High Beams

Please turn down those high beams and let’s share this road
This is the lane that I have chosen tonight
This speed at which I am traveling at makes me feel the most comfortable
Why do you have to go and get so mad?

Please turn off those high beams and let’s travel this road together
Don’t guide me to places I don’t want to go
I am comfortable here and at this pace
Why do you have to go and get so mad?

Please turn down those high beams and let’s not go so fast 
I don’t understand why there needs to be such a rush
This lane isn’t wide enough for you to get everything you want all at once anyway 
Why do you have to go and get so mad?

Turn down those high beams and let’s travel at an agreed upon speed
Don’t disregard me simply because I’m going too slowly for you
don’t push me towards something that makes me feel uncomfortable
Why do you have to go and get so mad?
high-beams.jpg

I like the idea associated with this poem. I'm not sure how it turned out though. The parallel was certainly there. The goal was to make the reader think it's about a driver on a two-lane road who wants to go faster than the person in front of him but has no way to get around him so he flicks his high beams angrily, hoping that the slower car will either go faster or pull over so the driver can go by. But this poem isn't about driving at all.

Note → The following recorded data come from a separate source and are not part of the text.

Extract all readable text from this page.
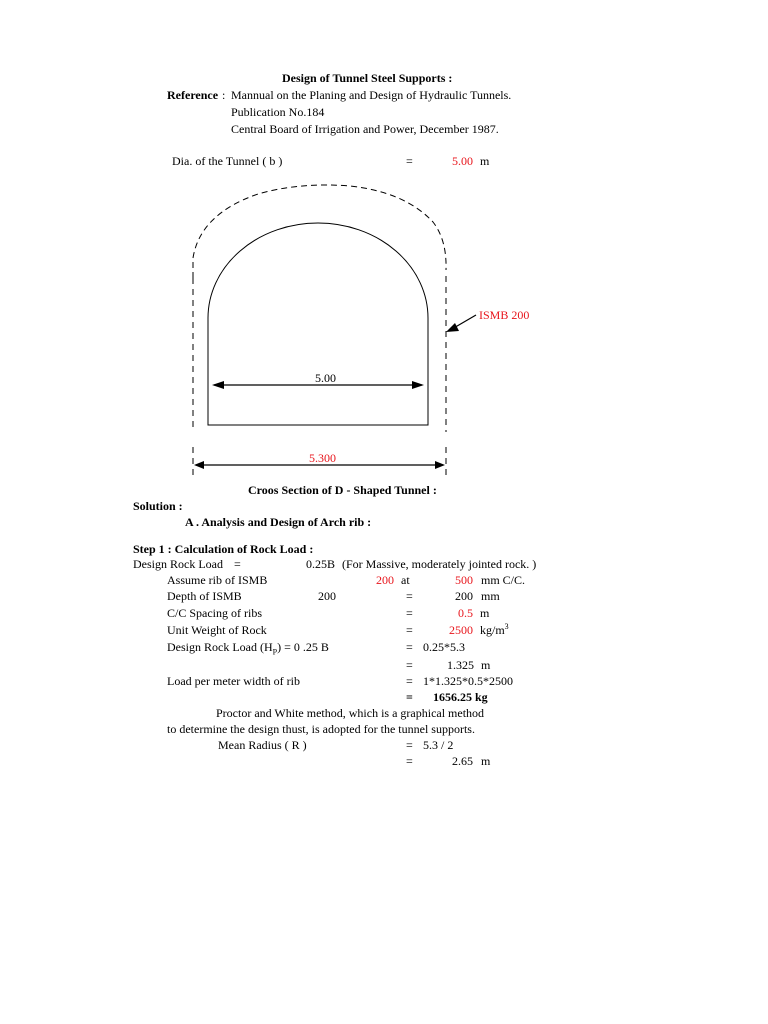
Design of Tunnel Steel Supports :
Reference : Mannual on the Planing and Design of Hydraulic Tunnels.
Publication No.184
Central Board of Irrigation and Power, December 1987.
Dia. of the Tunnel ( b )	=	5.00 m
5.00
5.300
ISMB 200
Croos Section of D - Shaped Tunnel :
Solution :
A . Analysis and Design of Arch rib :
Step 1 : Calculation of Rock Load :
Design Rock Load =	0.25B (For Massive, moderately jointed rock. )
Assume rib of ISMB	200 at	500 mm C/C.
Depth of ISMB	200	=	200 mm
C/C Spacing of ribs	=	0.5 m
Unit Weight of Rock	=	2500 $kg/m^3$
Design Rock Load $(H_P) = 0$ .25 B	= 0.25*5.3
=	1.325 m
Load per meter width of rib	= 1*1.325*0.5*2500
= 1656.25 kg
Proctor and White method, which is a graphical method
to determine the design thust, is adopted for the tunnel supports.
Mean Radius ( R )	= 5.3 / 2
=	2.65 m
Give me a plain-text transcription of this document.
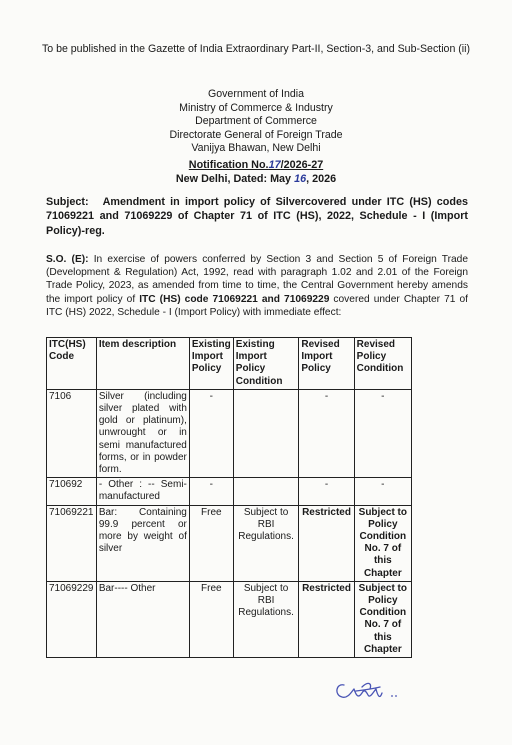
To be published in the Gazette of India Extraordinary Part-II, Section-3, and Sub-Section (ii)
Government of India
Ministry of Commerce & Industry
Department of Commerce
Directorate General of Foreign Trade
Vanijya Bhawan, New Delhi
Notification No.17/2026-27
New Delhi, Dated: May 16, 2026
Subject: Amendment in import policy of Silvercovered under ITC (HS) codes 71069221 and 71069229 of Chapter 71 of ITC (HS), 2022, Schedule - I (Import Policy)-reg.
S.O. (E): In exercise of powers conferred by Section 3 and Section 5 of Foreign Trade (Development & Regulation) Act, 1992, read with paragraph 1.02 and 2.01 of the Foreign Trade Policy, 2023, as amended from time to time, the Central Government hereby amends the import policy of ITC (HS) code 71069221 and 71069229 covered under Chapter 71 of ITC (HS) 2022, Schedule - I (Import Policy) with immediate effect:
ITC(HS) Code	Item description	Existing Import Policy	Existing Import Policy Condition	Revised Import Policy	Revised Policy Condition
7106	Silver (including silver plated with gold or platinum), unwrought or in semi manufactured forms, or in powder form.	-		-	-
710692	- Other : -- Semi-manufactured	-		-	-
71069221	Bar: Containing 99.9 percent or more by weight of silver	Free	Subject to RBI Regulations.	Restricted	Subject to Policy Condition No. 7 of this Chapter
71069229	Bar---- Other	Free	Subject to RBI Regulations.	Restricted	Subject to Policy Condition No. 7 of this Chapter
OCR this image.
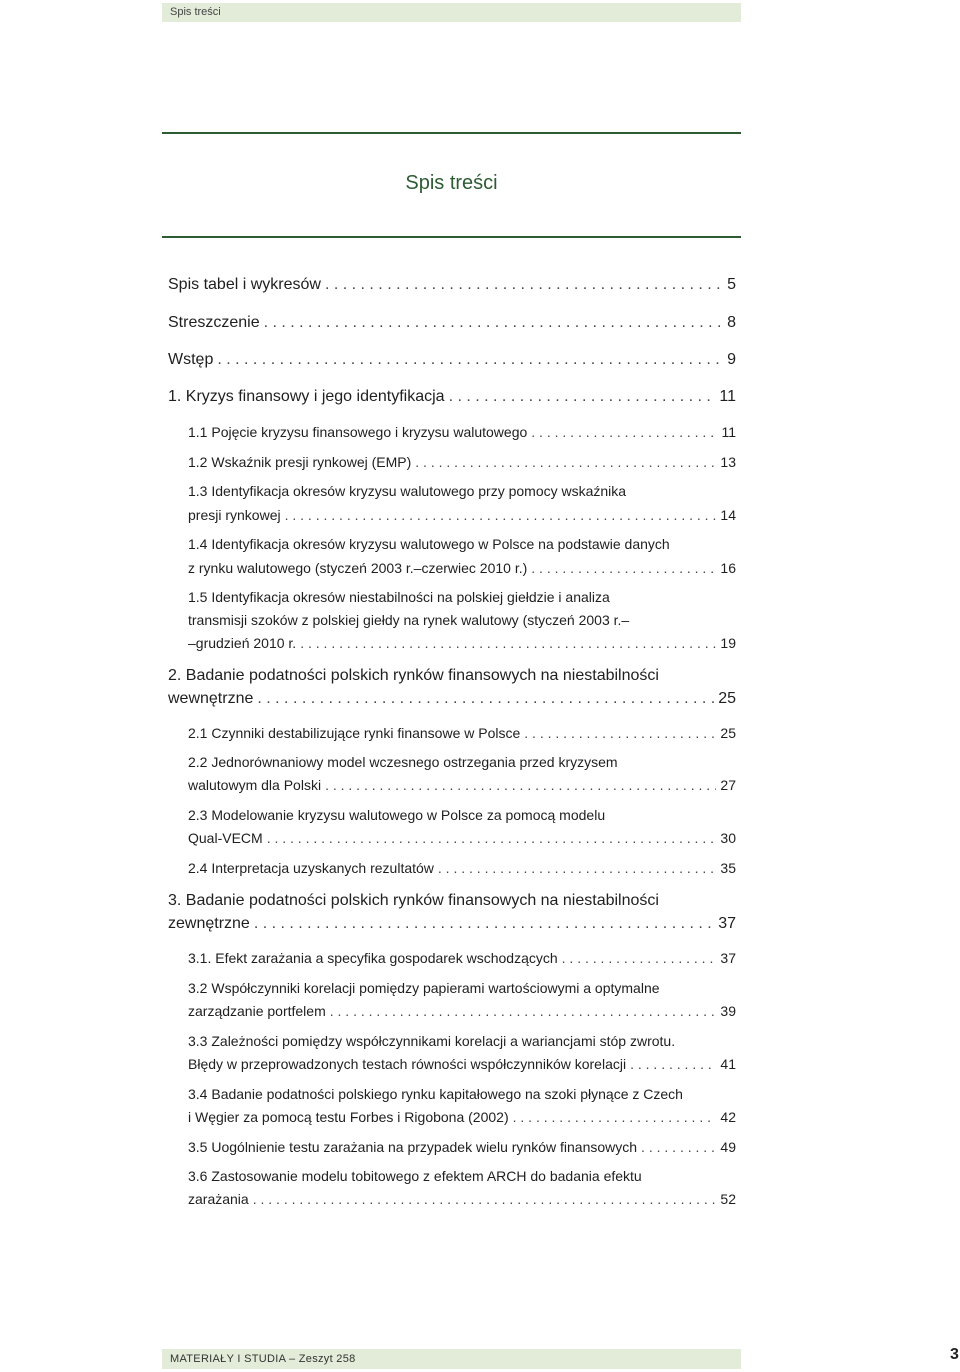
Spis treści
Spis treści
Spis tabel i wykresów . . .	5
Streszczenie . . .	8
Wstęp . . .	9
1. Kryzys finansowy i jego identyfikacja . . .	11
1.1 Pojęcie kryzysu finansowego i kryzysu walutowego . . .	11
1.2 Wskaźnik presji rynkowej (EMP) . . .	13
1.3 Identyfikacja okresów kryzysu walutowego przy pomocy wskaźnika
presji rynkowej . . .	14
1.4 Identyfikacja okresów kryzysu walutowego w Polsce na podstawie danych
z rynku walutowego (styczeń 2003 r.–czerwiec 2010 r.) . . .	16
1.5 Identyfikacja okresów niestabilności na polskiej giełdzie i analiza
transmisji szoków z polskiej giełdy na rynek walutowy (styczeń 2003 r.–
–grudzień 2010 r. . . .	19
2. Badanie podatności polskich rynków finansowych na niestabilności
wewnętrzne . . .	25
2.1 Czynniki destabilizujące rynki finansowe w Polsce . . .	25
2.2 Jednorównaniowy model wczesnego ostrzegania przed kryzysem
walutowym dla Polski . . .	27
2.3 Modelowanie kryzysu walutowego w Polsce za pomocą modelu
Qual-VECM . . .	30
2.4 Interpretacja uzyskanych rezultatów . . .	35
3. Badanie podatności polskich rynków finansowych na niestabilności
zewnętrzne . . .	37
3.1. Efekt zarażania a specyfika gospodarek wschodzących . . .	37
3.2 Współczynniki korelacji pomiędzy papierami wartościowymi a optymalne
zarządzanie portfelem . . .	39
3.3 Zależności pomiędzy współczynnikami korelacji a wariancjami stóp zwrotu.
Błędy w przeprowadzonych testach równości współczynników korelacji . . .	41
3.4 Badanie podatności polskiego rynku kapitałowego na szoki płynące z Czech
i Węgier za pomocą testu Forbes i Rigobona (2002) . . .	42
3.5 Uogólnienie testu zarażania na przypadek wielu rynków finansowych . . .	49
3.6 Zastosowanie modelu tobitowego z efektem ARCH do badania efektu
zarażania . . .	52
MATERIAŁY I STUDIA – Zeszyt 258	3
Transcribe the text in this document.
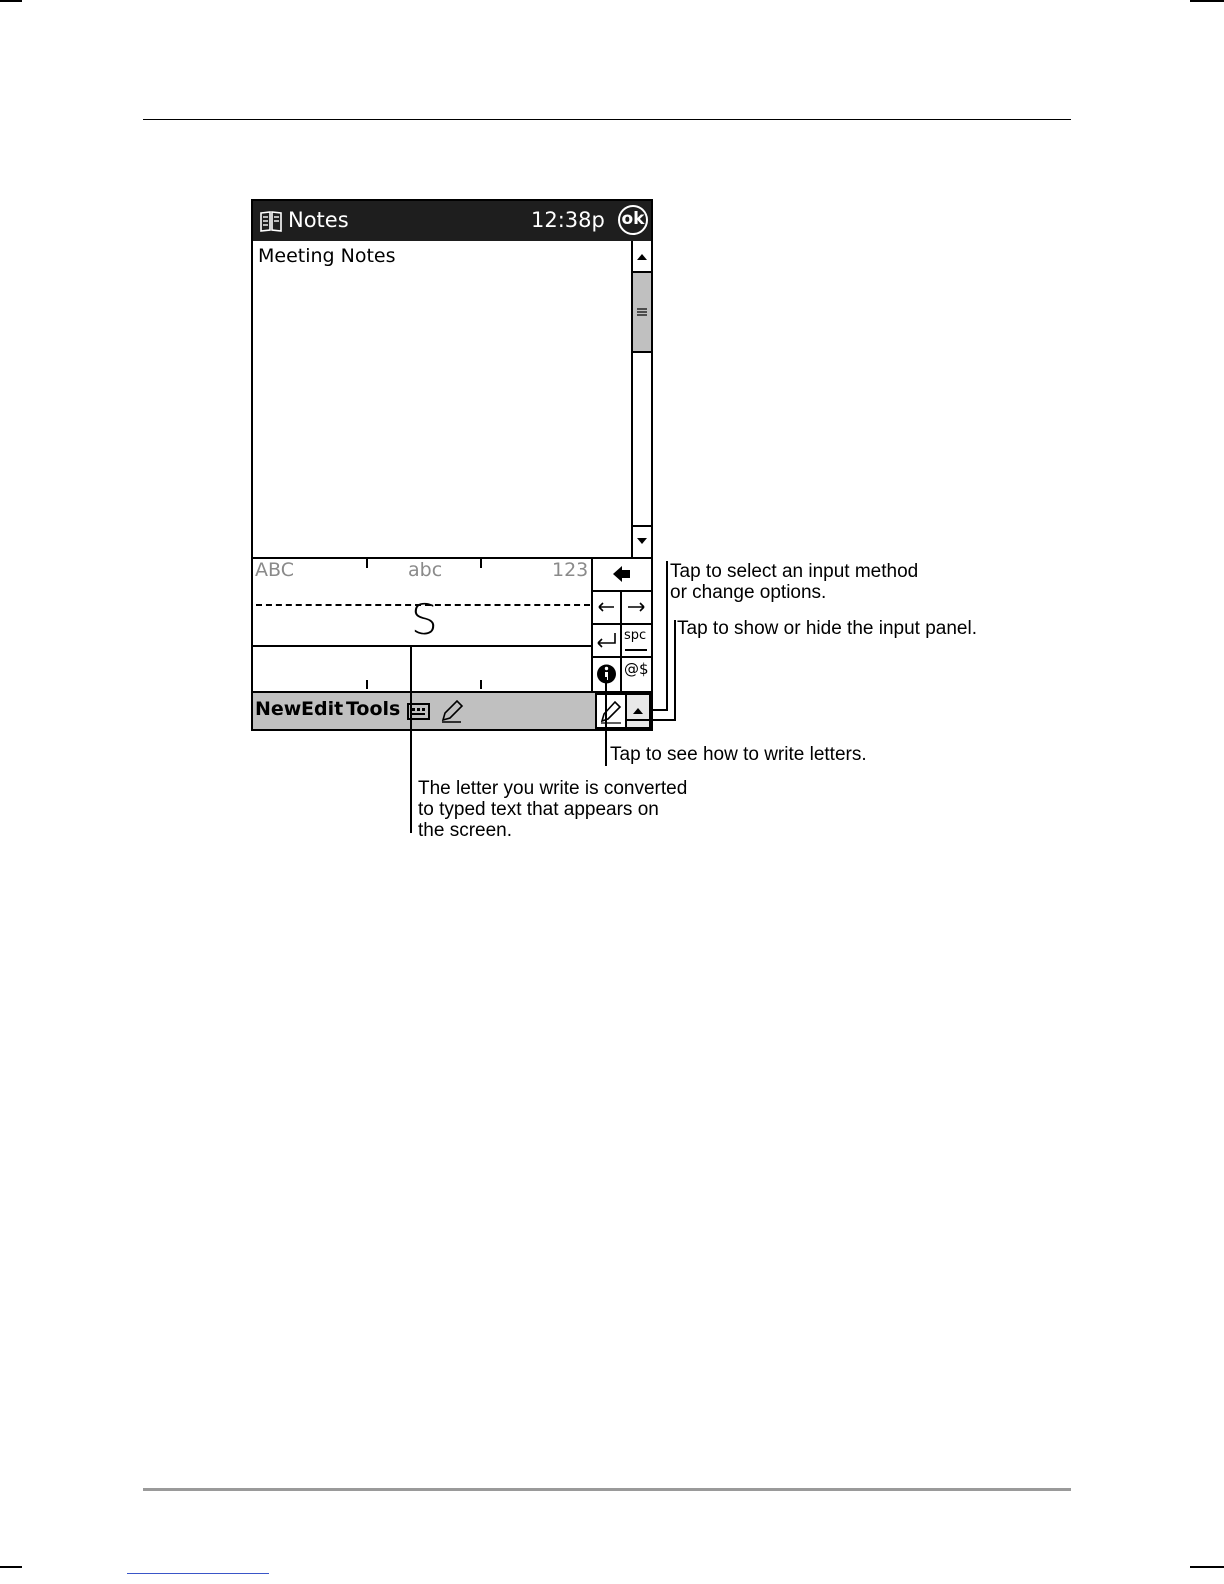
Notes	12:38p ok
Meeting Notes
ABC	abc	123
S	spc
@$
New Edit Tools
Tap to select an input method
or change options.
Tap to show or hide the input panel.
Tap to see how to write letters.
The letter you write is converted
to typed text that appears on
the screen.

Instead, it's about two people in the relationship, one more experienced than the other. The experienced one is trying to take things to the next level much more quickly than the less experienced person is. The less experienced person is telling the more experienced person that she likes him, but what's to go at a pace that she's comfortable with and not at the race car pace that he seems to be pushing towards. She doesn't understand why he gets so upset when she asks him to go slower.